Almanya’da “Azerbaycan Demokrat Birliği” ve “Azerbaycan-Türkiye Cemiyeti”ni kuran Mehmet Emin Resulzade Azerbaycanlı esirlerin Türkiye’ye gitmeleri için uğraşlar verdi ve daha sonra Ankara’ya dönerek şahsi girişim ve çabalarıyla Türkiye’ye onlarca Azerbaycanlı askerin getirilmesini sağladı. Türkistan Lejyonu askerlerinin Türkiye’ye ilticaları için Türkistan Komitesi liderlerinden Baymirza Hayıt 1945 yılının Haziran’ında Türkiye’nin Almanya’daki temsilcisi İhsan Ünesan’la görüşüp bu konuda yardım istedi.
İhsan Ünesan yardım sözü vererek Türkiye’ye geçmek isteyenlerin listesini istedi ve Baymirza Hayıt da ona 105 bin kişilik liste takdim etti. Yalnız Türkiyeli temsilci Yugoslavya’da saldırıya uğradı ve liste de o sırada kayboldu. Sonradan liste tekrar Türkiye’ye gönderilse de bir fayda hâsıl olmadı. Buna rağmen farklı organizasyonlar ve girişimlerle sayısını tam bilemediğimiz Türkistanlı ve Kafkasyalı Müslüman esirler Türkiye’ye gelmeyi başardılar.

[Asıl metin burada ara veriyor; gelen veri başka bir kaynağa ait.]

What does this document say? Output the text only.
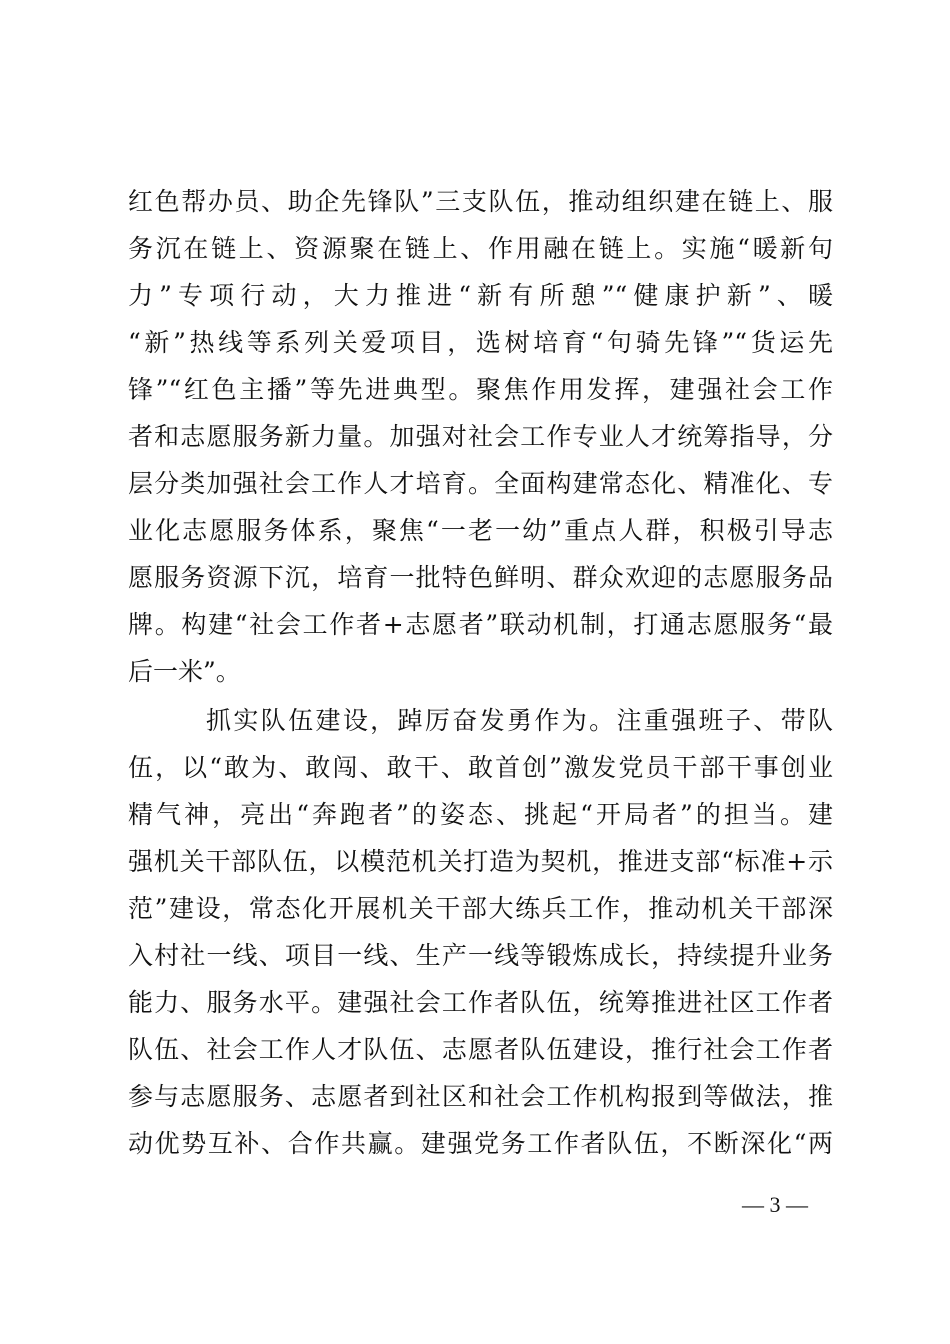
红色帮办员、助企先锋队”三支队伍，推动组织建在链上、服
务沉在链上、资源聚在链上、作用融在链上。实施“暖新句
力”专项行动，大力推进“新有所憩”“健康护新”、暖
“新”热线等系列关爱项目，选树培育“句骑先锋”“货运先
锋”“红色主播”等先进典型。聚焦作用发挥，建强社会工作
者和志愿服务新力量。加强对社会工作专业人才统筹指导，分
层分类加强社会工作人才培育。全面构建常态化、精准化、专
业化志愿服务体系，聚焦“一老一幼”重点人群，积极引导志
愿服务资源下沉，培育一批特色鲜明、群众欢迎的志愿服务品
牌。构建“社会工作者+志愿者”联动机制，打通志愿服务“最
后一米”。
抓实队伍建设，踔厉奋发勇作为。注重强班子、带队
伍，以“敢为、敢闯、敢干、敢首创”激发党员干部干事创业
精气神，亮出“奔跑者”的姿态、挑起“开局者”的担当。建
强机关干部队伍，以模范机关打造为契机，推进支部“标准+示
范”建设，常态化开展机关干部大练兵工作，推动机关干部深
入村社一线、项目一线、生产一线等锻炼成长，持续提升业务
能力、服务水平。建强社会工作者队伍，统筹推进社区工作者
队伍、社会工作人才队伍、志愿者队伍建设，推行社会工作者
参与志愿服务、志愿者到社区和社会工作机构报到等做法，推
动优势互补、合作共赢。建强党务工作者队伍，不断深化“两
— 3 —
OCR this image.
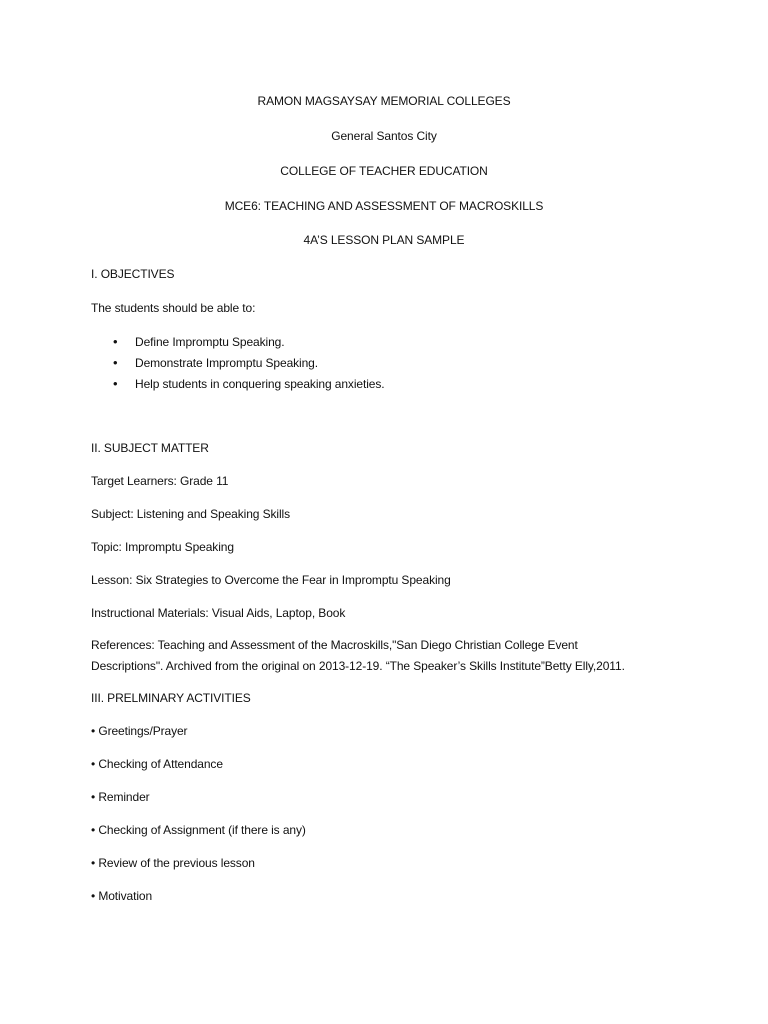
RAMON MAGSAYSAY MEMORIAL COLLEGES
General Santos City
COLLEGE OF TEACHER EDUCATION
MCE6: TEACHING AND ASSESSMENT OF MACROSKILLS
4A’S LESSON PLAN SAMPLE
I. OBJECTIVES
The students should be able to:
• Define Impromptu Speaking.
• Demonstrate Impromptu Speaking.
• Help students in conquering speaking anxieties.
II. SUBJECT MATTER
Target Learners: Grade 11
Subject: Listening and Speaking Skills
Topic: Impromptu Speaking
Lesson: Six Strategies to Overcome the Fear in Impromptu Speaking
Instructional Materials: Visual Aids, Laptop, Book
References: Teaching and Assessment of the Macroskills,"San Diego Christian College Event
Descriptions". Archived from the original on 2013-12-19. “The Speaker’s Skills Institute”Betty Elly,2011.
III. PRELMINARY ACTIVITIES
• Greetings/Prayer
• Checking of Attendance
• Reminder
• Checking of Assignment (if there is any)
• Review of the previous lesson
• Motivation
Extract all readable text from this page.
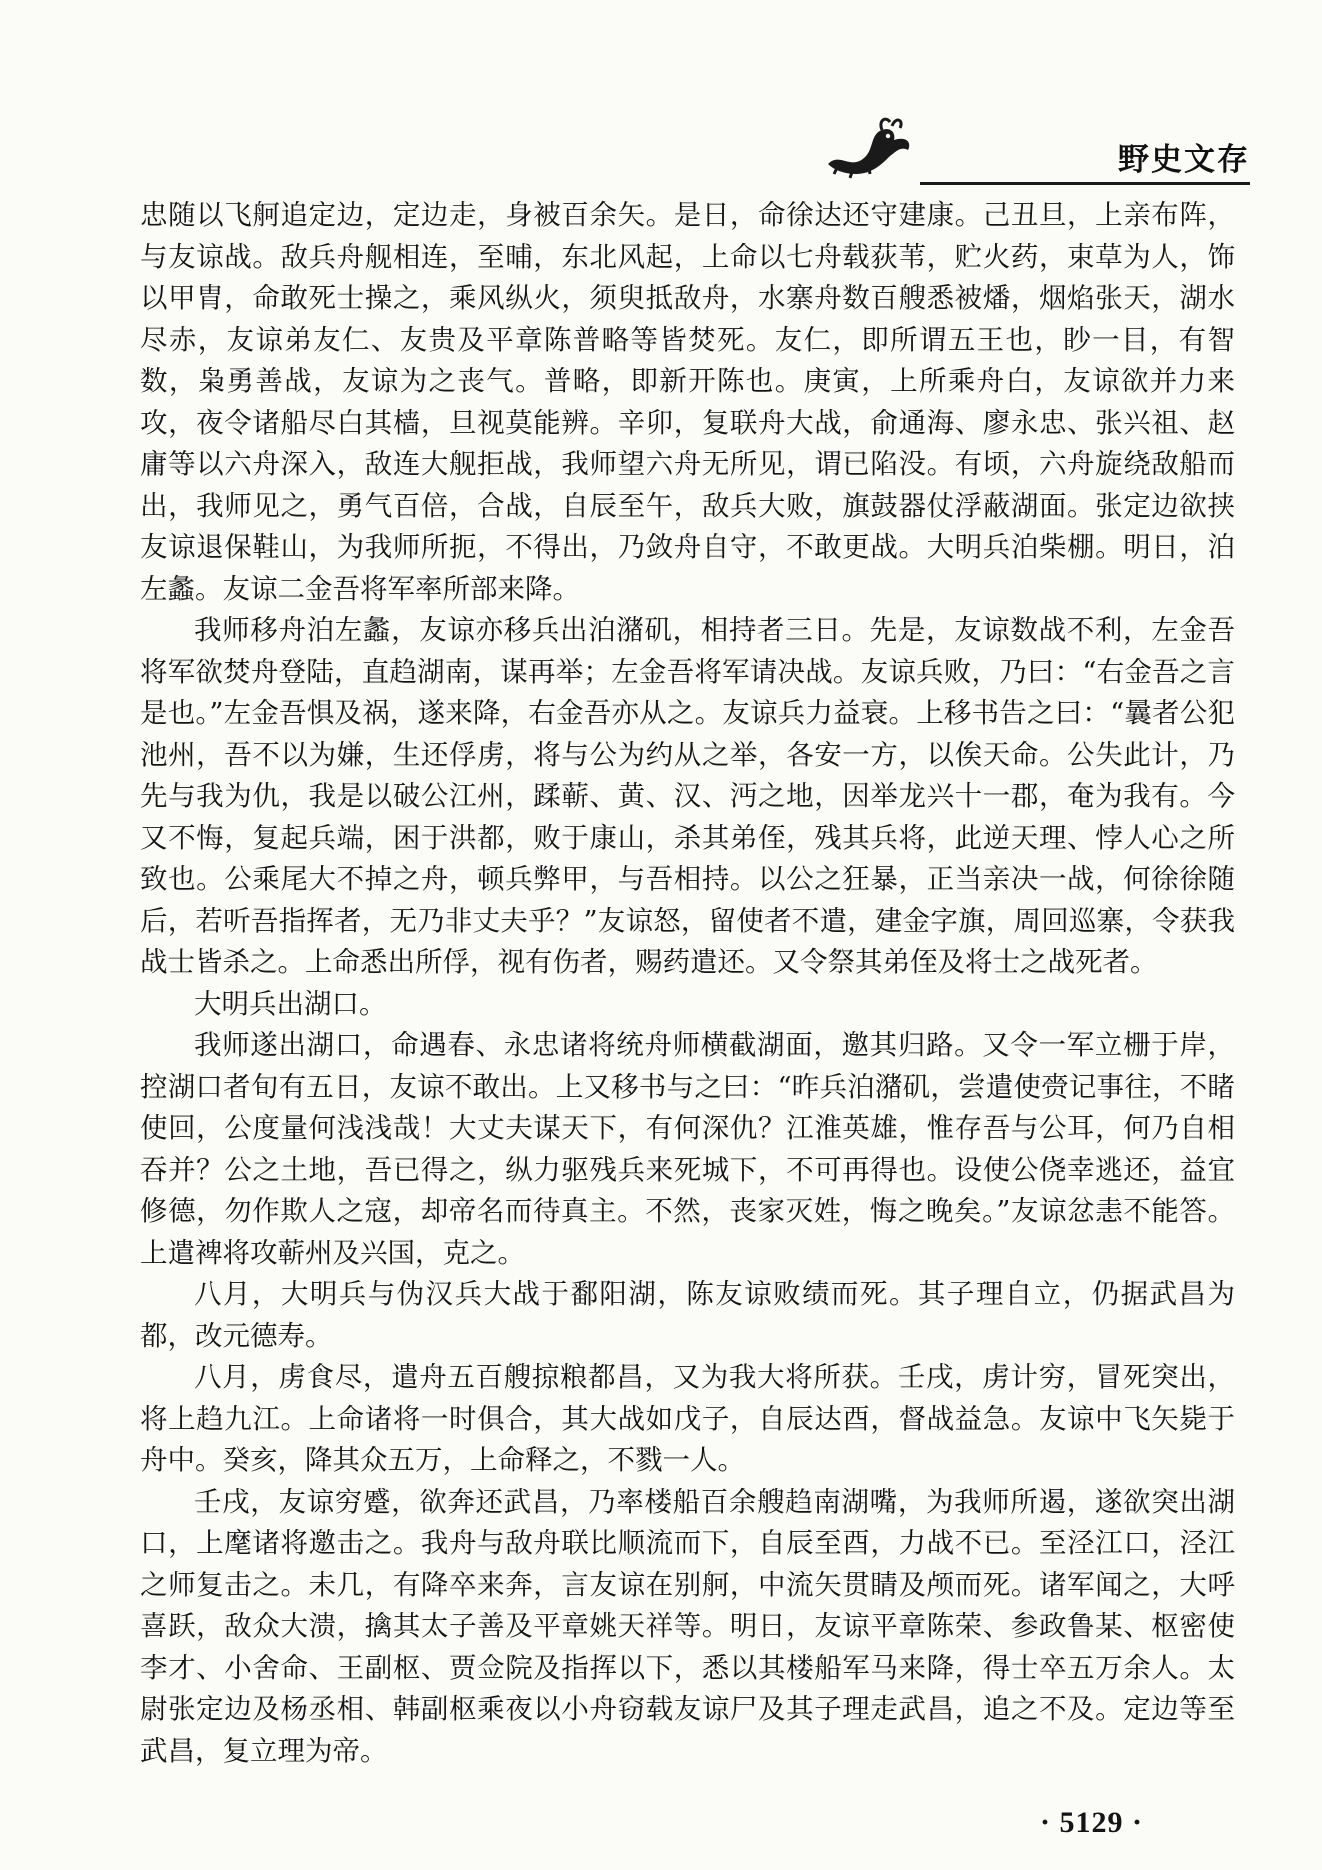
野史文存

忠随以飞舸追定边，定边走，身被百余矢。是日，命徐达还守建康。己丑旦，上亲布阵，与友谅战。敌兵舟舰相连，至晡，东北风起，上命以七舟载荻苇，贮火药，束草为人，饰以甲胄，命敢死士操之，乘风纵火，须臾抵敌舟，水寨舟数百艘悉被燔，烟焰张天，湖水尽赤，友谅弟友仁、友贵及平章陈普略等皆焚死。友仁，即所谓五王也，眇一目，有智数，枭勇善战，友谅为之丧气。普略，即新开陈也。庚寅，上所乘舟白，友谅欲并力来攻，夜令诸船尽白其樯，旦视莫能辨。辛卯，复联舟大战，俞通海、廖永忠、张兴祖、赵庸等以六舟深入，敌连大舰拒战，我师望六舟无所见，谓已陷没。有顷，六舟旋绕敌船而出，我师见之，勇气百倍，合战，自辰至午，敌兵大败，旗鼓器仗浮蔽湖面。张定边欲挟友谅退保鞋山，为我师所扼，不得出，乃敛舟自守，不敢更战。大明兵泊柴棚。明日，泊左蠡。友谅二金吾将军率所部来降。

我师移舟泊左蠡，友谅亦移兵出泊潴矶，相持者三日。先是，友谅数战不利，左金吾将军欲焚舟登陆，直趋湖南，谋再举；左金吾将军请决战。友谅兵败，乃曰：“右金吾之言是也。”左金吾惧及祸，遂来降，右金吾亦从之。友谅兵力益衰。上移书告之曰：“曩者公犯池州，吾不以为嫌，生还俘虏，将与公为约从之举，各安一方，以俟天命。公失此计，乃先与我为仇，我是以破公江州，蹂蕲、黄、汉、沔之地，因举龙兴十一郡，奄为我有。今又不悔，复起兵端，困于洪都，败于康山，杀其弟侄，残其兵将，此逆天理、悖人心之所致也。公乘尾大不掉之舟，顿兵弊甲，与吾相持。以公之狂暴，正当亲决一战，何徐徐随后，若听吾指挥者，无乃非丈夫乎？”友谅怒，留使者不遣，建金字旗，周回巡寨，令获我战士皆杀之。上命悉出所俘，视有伤者，赐药遣还。又令祭其弟侄及将士之战死者。

大明兵出湖口。

我师遂出湖口，命遇春、永忠诸将统舟师横截湖面，邀其归路。又令一军立栅于岸，控湖口者旬有五日，友谅不敢出。上又移书与之曰：“昨兵泊潴矶，尝遣使赍记事往，不睹使回，公度量何浅浅哉！大丈夫谋天下，有何深仇？江淮英雄，惟存吾与公耳，何乃自相吞并？公之土地，吾已得之，纵力驱残兵来死城下，不可再得也。设使公侥幸逃还，益宜修德，勿作欺人之寇，却帝名而待真主。不然，丧家灭姓，悔之晚矣。”友谅忿恚不能答。上遣裨将攻蕲州及兴国，克之。

八月，大明兵与伪汉兵大战于鄱阳湖，陈友谅败绩而死。其子理自立，仍据武昌为都，改元德寿。

八月，虏食尽，遣舟五百艘掠粮都昌，又为我大将所获。壬戌，虏计穷，冒死突出，将上趋九江。上命诸将一时俱合，其大战如戊子，自辰达酉，督战益急。友谅中飞矢毙于舟中。癸亥，降其众五万，上命释之，不戮一人。

壬戌，友谅穷蹙，欲奔还武昌，乃率楼船百余艘趋南湖嘴，为我师所遏，遂欲突出湖口，上麾诸将邀击之。我舟与敌舟联比顺流而下，自辰至酉，力战不已。至泾江口，泾江之师复击之。未几，有降卒来奔，言友谅在别舸，中流矢贯睛及颅而死。诸军闻之，大呼喜跃，敌众大溃，擒其太子善及平章姚天祥等。明日，友谅平章陈荣、参政鲁某、枢密使李才、小舍命、王副枢、贾佥院及指挥以下，悉以其楼船军马来降，得士卒五万余人。太尉张定边及杨丞相、韩副枢乘夜以小舟窃载友谅尸及其子理走武昌，追之不及。定边等至武昌，复立理为帝。

· 5129 ·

- Esirlik yıllarında özellikle binlerce Tatar ve Türkistanlı esir Almanlar tarafından Asyalı kategorisinde, sünnetli oldukları için Yahudi sanılarak öldürüldü. Türkistanlı Hüseyin İkram Han hatıralarında bazı Müslüman esirlerin canları pahasına Semerkant ve Buhara Yahudilerini Almanların elinden Tacik diye kurtardıklarını anlatır.
Nazilerin yanında, onların maddi ve siyasî destekleri ile kurdukları komitelerle Sovyetler tarafından işgal edilmiş ülkelerini bir gün bağımsızlığına kavuşturma arzusu içinde olan Azerbaycanlı, Türkistanlı, Kuzey Kafkasyalı, İdilli, Kırımlı Müslüman aydın ve önderleri bugünün şartlarıyla anlamakta zorluk çekebiliriz. Ama Bolşeviklerden kurtulmak için Nazilerle işbirliği yapmayı yeğleyenlerin yanında her iki cepheden uzak kalıp sadece soydaşlarının canını kurtarmak için mücadele veren Müslüman aydınların olduğu da tarihi bir gerçek.
Nuri Paşa, Hüsnü Emir Erkilet Paşa, Mehmet Emin Resulzade, Veli Kayyum Han gibi bir çok Müslüman lider, Müslüman Lejyonların kurulması fikri ile Almanlarla görüşmeler yaparak kim bilir esir kamplarında ölecek olan kaç bin Müslümanın canlarının kurtulmasına vesile olmuşlar.